Confused about what's happening in the UK? Here's the latest on Brexit, as well as what last night's parliamentary vote actually means

Boris Johnson has just lost a significant vote in parliament – not to mention the support of more than a dozen fellow-Tories.

British MPs were asked to vote on whether or not to ‘take control of the agenda’. If they voted in favour, it would mean the Brexit date could be pushed back from October 31 to January 31, allowing additional time to form a deal with Europe.

Prime Minister Boris Johnson warned the MPs against this course of action; with threats they would lose themselves the party whip. He also threatened a snap general election; insisting he will not extend the date of Brexit, whether there’s a deal or not.


When it came down to it, the MPs voted 328 to 301 to take control of the agenda. This included 21 Tory MPs (members of Jonhson's own Conservative Party), who are now being referred to as the 'Tory Rebels'.

What's next?

Those who rebelled against the government will now be expelled from the party.

While these rebels have effectively sacrificed their political careers, they did so for an important reason. Speaking to BBC Newsnight after the vote, 'Tory Rebel' Ken Clarke said he no longer recognised his party; adding how the cabinet was more "right-wing" than ever before.

Now, as MPs have taken control of the agenda, they will strive to pass ‘Benn’s bill’ by Friday, which will force a Brexit extension. They also have the option to approve a ‘no-deal Brexit' by October 19. Both options will be debated in Parliament today.

However, Boris Johnson said he will not, under any circumstances, accept Benn's bill. He said if MPs vote to pass the bill, effectively delaying Brexit, he will seek to hold a snap general election in October.

"I don’t want an election.

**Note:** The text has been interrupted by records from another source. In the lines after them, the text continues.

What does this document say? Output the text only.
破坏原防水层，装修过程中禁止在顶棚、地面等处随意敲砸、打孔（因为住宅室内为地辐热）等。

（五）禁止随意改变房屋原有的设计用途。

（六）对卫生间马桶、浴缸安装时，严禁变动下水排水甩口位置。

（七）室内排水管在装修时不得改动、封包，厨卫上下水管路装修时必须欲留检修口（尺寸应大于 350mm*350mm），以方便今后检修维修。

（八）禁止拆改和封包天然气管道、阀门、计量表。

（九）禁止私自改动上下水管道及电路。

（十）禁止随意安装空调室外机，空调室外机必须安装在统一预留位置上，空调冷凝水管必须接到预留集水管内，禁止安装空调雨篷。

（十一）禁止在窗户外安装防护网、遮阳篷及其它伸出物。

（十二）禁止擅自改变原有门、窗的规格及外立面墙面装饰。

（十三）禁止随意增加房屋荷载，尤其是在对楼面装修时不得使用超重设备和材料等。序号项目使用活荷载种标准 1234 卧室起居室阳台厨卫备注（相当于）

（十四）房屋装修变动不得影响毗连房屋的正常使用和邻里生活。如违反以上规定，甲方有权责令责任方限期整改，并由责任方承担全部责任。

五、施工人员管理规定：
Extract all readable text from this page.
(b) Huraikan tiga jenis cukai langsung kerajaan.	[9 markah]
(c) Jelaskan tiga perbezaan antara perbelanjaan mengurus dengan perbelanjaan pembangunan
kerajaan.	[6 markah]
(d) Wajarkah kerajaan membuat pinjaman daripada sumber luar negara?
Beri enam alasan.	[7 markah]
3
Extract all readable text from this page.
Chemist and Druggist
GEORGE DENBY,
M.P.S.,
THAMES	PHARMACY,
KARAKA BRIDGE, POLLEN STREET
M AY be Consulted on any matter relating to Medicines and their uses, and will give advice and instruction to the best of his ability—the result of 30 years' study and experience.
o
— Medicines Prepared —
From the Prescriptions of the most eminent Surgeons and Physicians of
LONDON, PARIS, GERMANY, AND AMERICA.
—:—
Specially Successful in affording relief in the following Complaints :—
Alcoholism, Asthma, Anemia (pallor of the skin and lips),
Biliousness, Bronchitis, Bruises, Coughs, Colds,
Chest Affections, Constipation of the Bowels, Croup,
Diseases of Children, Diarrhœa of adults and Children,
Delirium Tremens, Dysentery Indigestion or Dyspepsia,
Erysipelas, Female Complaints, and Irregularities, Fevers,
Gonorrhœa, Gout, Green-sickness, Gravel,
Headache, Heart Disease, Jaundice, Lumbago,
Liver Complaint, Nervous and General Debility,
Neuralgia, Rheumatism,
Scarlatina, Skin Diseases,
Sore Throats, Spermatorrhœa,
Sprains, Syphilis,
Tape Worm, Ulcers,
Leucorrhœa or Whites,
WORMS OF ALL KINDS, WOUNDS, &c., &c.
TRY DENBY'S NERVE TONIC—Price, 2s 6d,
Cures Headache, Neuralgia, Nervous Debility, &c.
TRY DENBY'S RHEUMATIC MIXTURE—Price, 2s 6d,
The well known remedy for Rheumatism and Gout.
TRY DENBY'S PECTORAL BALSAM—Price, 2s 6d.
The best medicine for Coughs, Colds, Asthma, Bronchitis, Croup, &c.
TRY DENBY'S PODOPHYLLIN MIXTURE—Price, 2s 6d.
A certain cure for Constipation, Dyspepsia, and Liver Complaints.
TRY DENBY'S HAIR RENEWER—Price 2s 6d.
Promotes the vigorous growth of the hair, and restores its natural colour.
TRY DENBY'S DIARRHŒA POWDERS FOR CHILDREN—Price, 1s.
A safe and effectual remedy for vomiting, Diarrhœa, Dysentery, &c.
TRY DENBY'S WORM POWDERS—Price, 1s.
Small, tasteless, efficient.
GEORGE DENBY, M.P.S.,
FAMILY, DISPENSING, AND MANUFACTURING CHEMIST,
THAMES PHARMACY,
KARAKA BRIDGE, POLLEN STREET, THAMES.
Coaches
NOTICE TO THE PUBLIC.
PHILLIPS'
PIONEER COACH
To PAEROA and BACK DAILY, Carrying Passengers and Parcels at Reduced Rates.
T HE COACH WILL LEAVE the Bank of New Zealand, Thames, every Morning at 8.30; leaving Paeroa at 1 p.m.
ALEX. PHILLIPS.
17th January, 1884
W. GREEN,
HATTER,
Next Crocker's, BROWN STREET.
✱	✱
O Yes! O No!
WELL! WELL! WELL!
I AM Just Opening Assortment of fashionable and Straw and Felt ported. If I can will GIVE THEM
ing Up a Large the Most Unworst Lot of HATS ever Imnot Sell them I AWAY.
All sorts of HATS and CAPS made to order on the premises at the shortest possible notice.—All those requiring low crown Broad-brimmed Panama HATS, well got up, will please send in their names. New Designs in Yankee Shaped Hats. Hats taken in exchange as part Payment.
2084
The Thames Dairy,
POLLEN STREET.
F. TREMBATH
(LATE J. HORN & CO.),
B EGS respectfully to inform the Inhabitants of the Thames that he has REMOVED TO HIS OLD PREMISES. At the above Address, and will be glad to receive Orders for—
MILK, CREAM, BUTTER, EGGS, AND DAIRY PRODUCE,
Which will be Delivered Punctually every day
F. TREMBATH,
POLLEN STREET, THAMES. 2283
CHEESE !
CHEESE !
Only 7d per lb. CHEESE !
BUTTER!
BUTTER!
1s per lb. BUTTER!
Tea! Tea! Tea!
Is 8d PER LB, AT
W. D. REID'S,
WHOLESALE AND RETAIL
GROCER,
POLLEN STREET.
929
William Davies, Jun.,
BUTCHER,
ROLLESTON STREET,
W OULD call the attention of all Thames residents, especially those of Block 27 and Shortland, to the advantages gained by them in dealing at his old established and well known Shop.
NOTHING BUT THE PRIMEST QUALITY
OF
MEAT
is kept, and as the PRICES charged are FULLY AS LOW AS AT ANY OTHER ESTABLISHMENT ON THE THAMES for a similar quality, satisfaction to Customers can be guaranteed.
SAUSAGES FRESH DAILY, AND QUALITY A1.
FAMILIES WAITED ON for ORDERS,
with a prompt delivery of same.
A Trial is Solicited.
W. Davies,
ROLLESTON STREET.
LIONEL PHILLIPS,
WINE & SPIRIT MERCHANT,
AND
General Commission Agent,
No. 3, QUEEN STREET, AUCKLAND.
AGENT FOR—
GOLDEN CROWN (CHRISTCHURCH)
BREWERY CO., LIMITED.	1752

The public doesn’t want an election. But if the House votes for this bill tomorrow, the public will have to choose who goes to Brussels on October 17 to sort this out and take this country forward," Johnson said.


For a general election to go ahead, Johnson must have the backing of at least two-thirds of MPs. At present, with his own party already turning against him, it's uncertain whether this will go ahead.


Boris Johnson did not win enough support from MPs for a general election to go ahead (not in the immediate future, at any rate). This comes as another blow to the newly promoted prime minister.

What’s more, his brother, Jo Johnson, has just announced he is stepping down from his post as an MP. Jo Johnson said, "In recent weeks I’ve been torn between family loyalty and the national interest – it’s an unresolvable tension".